For larger datasets, the object will still optimize the number of file manipulations by keeping an opened file pointer to the TAR archive file rather than opening/closing the archive to retrieve each image.
However, in a multiprocess context during training, several workers may attempt to manipulate the same file pointer to retrieve their images, causing data corruption. In order to avoid this scenario, it is possible to explicitely ask the object not to open the TAR archive during its construction, but rather to wait after the processes are forked so that each process will handle its personal file pointer.

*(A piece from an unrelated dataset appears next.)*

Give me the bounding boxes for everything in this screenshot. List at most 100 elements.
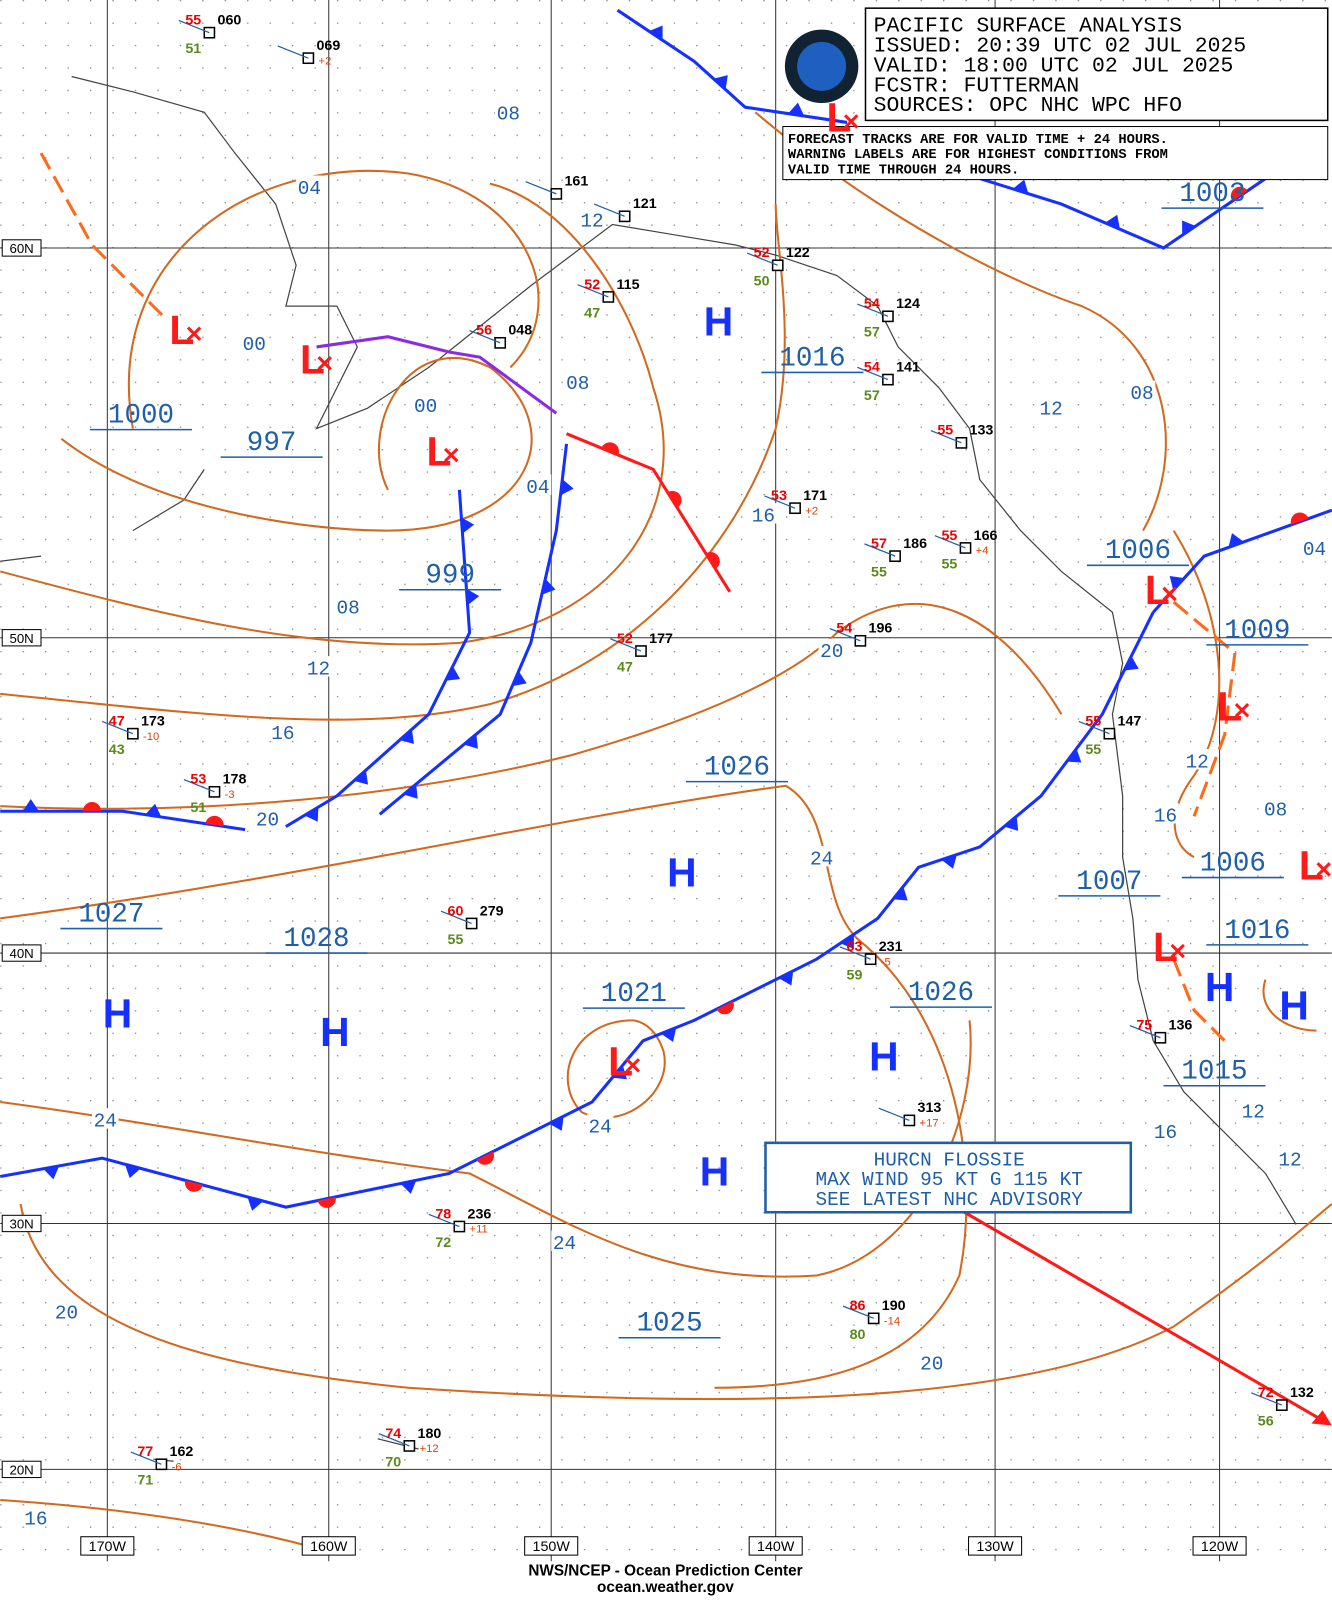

In this setup, it is necessary to use callback functions or hooks to ensure that each process calls the function worker_open_archive and to enable the open_after_fork mode.
import torch.utils.data
import torchvision.transforms as transforms
transform = transforms.Compose([
transforms.RandomResizedCrop(224),
transforms.RandomHorizontalFlip(),
transforms.ToTensor()
])
train_dataset = ImageArchive(
apath='path/to/my/archive.tar',
transform = transform,
data_in_memory = False,
open_after_fork = True)
train_loader = torch.utils.data.DataLoader(
train_dataset, batch_size=64, shuffle=False,
num_workers=10, worker_init_fn=train_dataset.worker_open_archive,
pin_memory=True
)
Note: Using Tensorflow, it should be possible to use the callbacks option of the fit function to call the worker_open_archive for each worker.
Note: Setting data_in_memory=True disables the open_after_fork option because the entire dataset is already loaded in memory and accessible independently by all workers.